Two people were killed in his neighborhood of Khalidiya on Thursday, he said.
Homs has been at the center of the revolt against four decades of dynastic rule by the Assad family and became the focus of world concern in February and March when opposition-held neighborhoods endured weeks of government bombardments and sniper fire in which hundreds of people were killed.
In other violence on Thursday, activists said 18 people were killed when government forces rained shells on the village of Enkhel in the southern Deraa province, birthplace of the revolt.
Video posted on the Internet showed nine bodies wrapped in blankets and surrounded by weeping men and women.
Syrian state news agency SANA said 21 law enforcement members and civilians were buried on Thursday.

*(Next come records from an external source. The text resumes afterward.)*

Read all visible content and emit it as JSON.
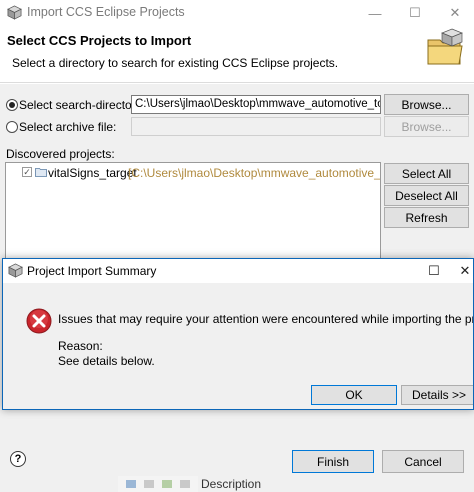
{
  "window": {
    "title": "Import CCS Eclipse Projects",
    "minimize_glyph": "—",
    "maximize_glyph": "☐",
    "close_glyph": "✕"
  },
  "header": {
    "title": "Select CCS Projects to Import",
    "description": "Select a directory to search for existing CCS Eclipse projects."
  },
  "source": {
    "search_dir_label": "Select search-directory:",
    "search_dir_value": "C:\\Users\\jlmao\\Desktop\\mmwave_automotive_toolb",
    "archive_label": "Select archive file:",
    "archive_value": "",
    "browse_label": "Browse...",
    "browse_archive_label": "Browse..."
  },
  "projects": {
    "label": "Discovered projects:",
    "items": [
      {
        "name": "vitalSigns_target",
        "path": "[C:\\Users\\jlmao\\Desktop\\mmwave_automotive_toolbo"
      }
    ],
    "select_all": "Select All",
    "deselect_all": "Deselect All",
    "refresh": "Refresh"
  },
  "dialog": {
    "title": "Project Import Summary",
    "message": "Issues that may require your attention were encountered while importing the project(s).",
    "reason_label": "Reason:",
    "reason_text": "See details below.",
    "ok_label": "OK",
    "details_label": "Details >>",
    "maximize_glyph": "☐",
    "close_glyph": "✕"
  },
  "footer": {
    "finish_label": "Finish",
    "cancel_label": "Cancel",
    "help_glyph": "?",
    "background_text": "Description"
  },
  "colors": {
    "accent": "#0078d7",
    "error": "#c9242b",
    "path_text": "#b08a3e"
  }
}
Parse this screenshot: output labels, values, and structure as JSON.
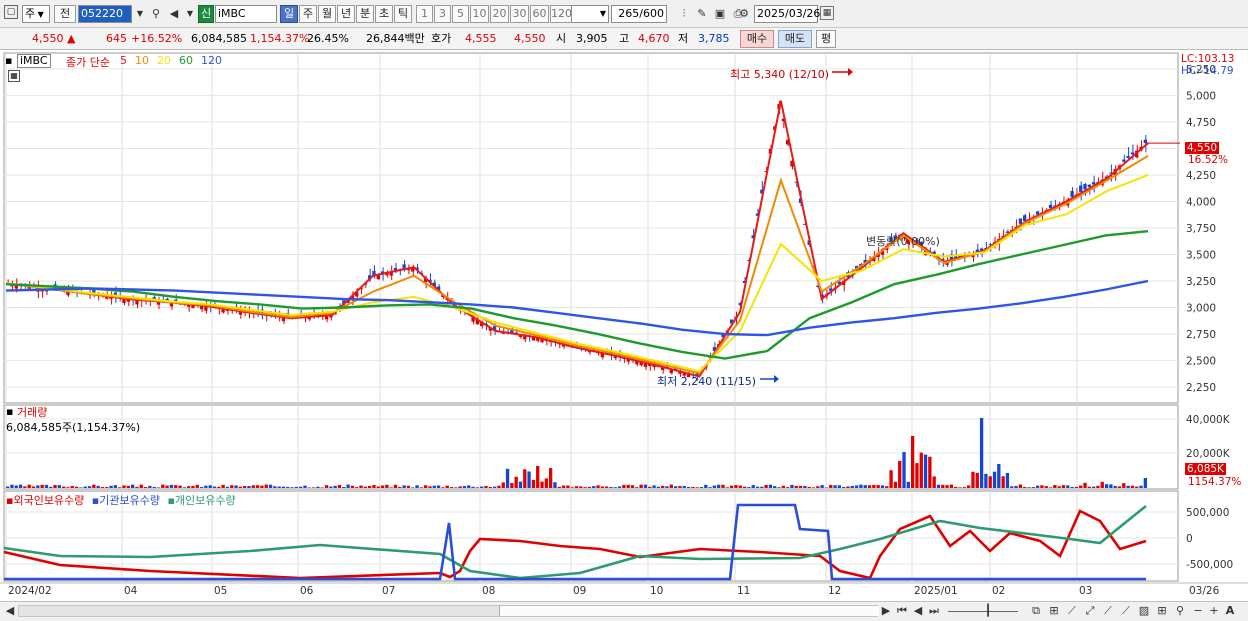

The United Nations says more than 10,000 people have been killed by Assad’s forces during the conflict. The government says at least 2,600 members of the military and security forces have been killed by what it characterizes as a plot by foreign-backed “Islamist terrorists” to bring it down.
With a joint U.N.-Arab League ceasefire plan in tatters and the international community divided, world leaders and diplomats have been unable to stop the bloodshed.
The Arab League’s deputy secretary general, Ahmed Ben Helli, criticized Russia on Thursday for selling arms to Syria and said that U.N. sanctions could be needed to force Assad and the rebels to implement international envoy Kofi Annan’s peace plan.
“Any assistance in aiding violence should be stopped. When you deliver military equipment you are helping to kill people. That should be stopped,” he told Russia’s Interfax news agency.
Russia, one of Assad’s main suppliers of military equipment, has shielded its long-standing ally Syria from tougher U.N. sanctions. It says the solution must come through political dialogue, an approach most of the Syrian opposition rejects.